City & Urban Experience in the Art of the 29th Century

1700637
Michalowicz Jerzy, Semester 2, Sunday, 14:30-16:00
1.0
As a material, visual, experiential and conceptual reality without precedent in pre-modern times, city coincides with the most salient dimensions of "modernity", as well as with the self-awareness of prominent artists of the 20th century. The course will track a number of representations of urban reality and experience in modern art in terms of a continuum stretching between two opposites: chaos and grid. Emphasis shall be laid on comprehension of these two concepts as a singular visual and conceptual language, and their specific dimensions: fragment, vernacular glance, accidental moment, etc., on the one hand, and the ordering regime of the grid, the rectangle, the unifying glance, etc., on the other hand.
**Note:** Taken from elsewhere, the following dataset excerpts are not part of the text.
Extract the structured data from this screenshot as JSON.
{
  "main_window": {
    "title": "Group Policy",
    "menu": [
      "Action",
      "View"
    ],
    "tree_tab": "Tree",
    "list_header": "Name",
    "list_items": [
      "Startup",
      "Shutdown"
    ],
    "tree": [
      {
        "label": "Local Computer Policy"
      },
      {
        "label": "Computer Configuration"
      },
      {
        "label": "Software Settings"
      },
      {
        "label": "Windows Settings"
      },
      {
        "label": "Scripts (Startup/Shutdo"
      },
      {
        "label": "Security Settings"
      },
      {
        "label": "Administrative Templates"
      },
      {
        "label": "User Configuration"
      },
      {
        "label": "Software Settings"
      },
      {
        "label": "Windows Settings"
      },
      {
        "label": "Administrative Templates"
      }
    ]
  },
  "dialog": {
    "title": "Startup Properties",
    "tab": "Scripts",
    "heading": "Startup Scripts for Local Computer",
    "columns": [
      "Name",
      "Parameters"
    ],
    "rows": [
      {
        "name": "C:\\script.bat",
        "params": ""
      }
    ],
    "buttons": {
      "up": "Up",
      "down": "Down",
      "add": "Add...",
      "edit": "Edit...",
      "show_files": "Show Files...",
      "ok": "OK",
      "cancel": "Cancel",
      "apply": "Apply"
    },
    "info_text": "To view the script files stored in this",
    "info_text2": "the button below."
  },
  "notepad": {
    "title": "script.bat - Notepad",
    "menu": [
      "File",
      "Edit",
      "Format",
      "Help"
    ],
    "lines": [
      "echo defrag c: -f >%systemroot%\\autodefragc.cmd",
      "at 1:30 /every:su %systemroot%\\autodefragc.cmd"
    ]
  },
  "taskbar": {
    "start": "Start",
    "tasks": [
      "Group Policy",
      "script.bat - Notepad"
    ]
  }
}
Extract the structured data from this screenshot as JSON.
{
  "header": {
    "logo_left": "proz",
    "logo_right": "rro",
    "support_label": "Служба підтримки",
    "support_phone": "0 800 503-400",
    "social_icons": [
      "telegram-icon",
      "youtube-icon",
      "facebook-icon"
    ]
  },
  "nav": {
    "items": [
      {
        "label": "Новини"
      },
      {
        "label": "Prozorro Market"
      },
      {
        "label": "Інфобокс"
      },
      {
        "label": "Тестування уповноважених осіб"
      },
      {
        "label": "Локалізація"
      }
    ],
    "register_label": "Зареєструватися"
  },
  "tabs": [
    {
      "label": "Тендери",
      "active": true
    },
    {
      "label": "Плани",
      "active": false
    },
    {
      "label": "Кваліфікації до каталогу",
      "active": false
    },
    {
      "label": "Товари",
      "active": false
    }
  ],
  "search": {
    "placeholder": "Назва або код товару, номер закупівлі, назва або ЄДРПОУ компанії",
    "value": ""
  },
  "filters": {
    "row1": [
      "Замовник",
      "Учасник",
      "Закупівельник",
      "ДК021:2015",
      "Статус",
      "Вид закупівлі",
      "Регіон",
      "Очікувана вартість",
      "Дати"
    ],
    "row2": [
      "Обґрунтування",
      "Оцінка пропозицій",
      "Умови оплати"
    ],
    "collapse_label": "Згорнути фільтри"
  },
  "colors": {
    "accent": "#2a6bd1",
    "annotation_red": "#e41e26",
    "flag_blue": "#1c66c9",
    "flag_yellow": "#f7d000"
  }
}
The starting point will be the city of Paris in the second half of the 19th century, especially Impressionist painting of urban scenes (Caillbotte and others), with emphasis on the invention of "random moment". We shall then dwell on representations of urban chaos in the collagist tradition of Dada beginnig with K. Schwitters up to neo-Dada artists, especially R. Rauschenberg. The grid aspect of urban reality will be explored mainly through analysis of paintings of E. Hopper and his artistic descendants. In photography the chaos dimension will be explored through American street photography and its contemporary equivalents, while the opposite dimension of grid and order in urban reality shall be dwelt on through mid-century French street photography and the German architectural photography of the second half of the 20th century. Finally, we shall discuss contemporary artists' efforts to portray the late 20th c. and early 21st c. urban visual realities and experience as apocalypse of disjointed fragments (T. Takahashi, and others), and the notion of "junk space" (R. Koolhaas).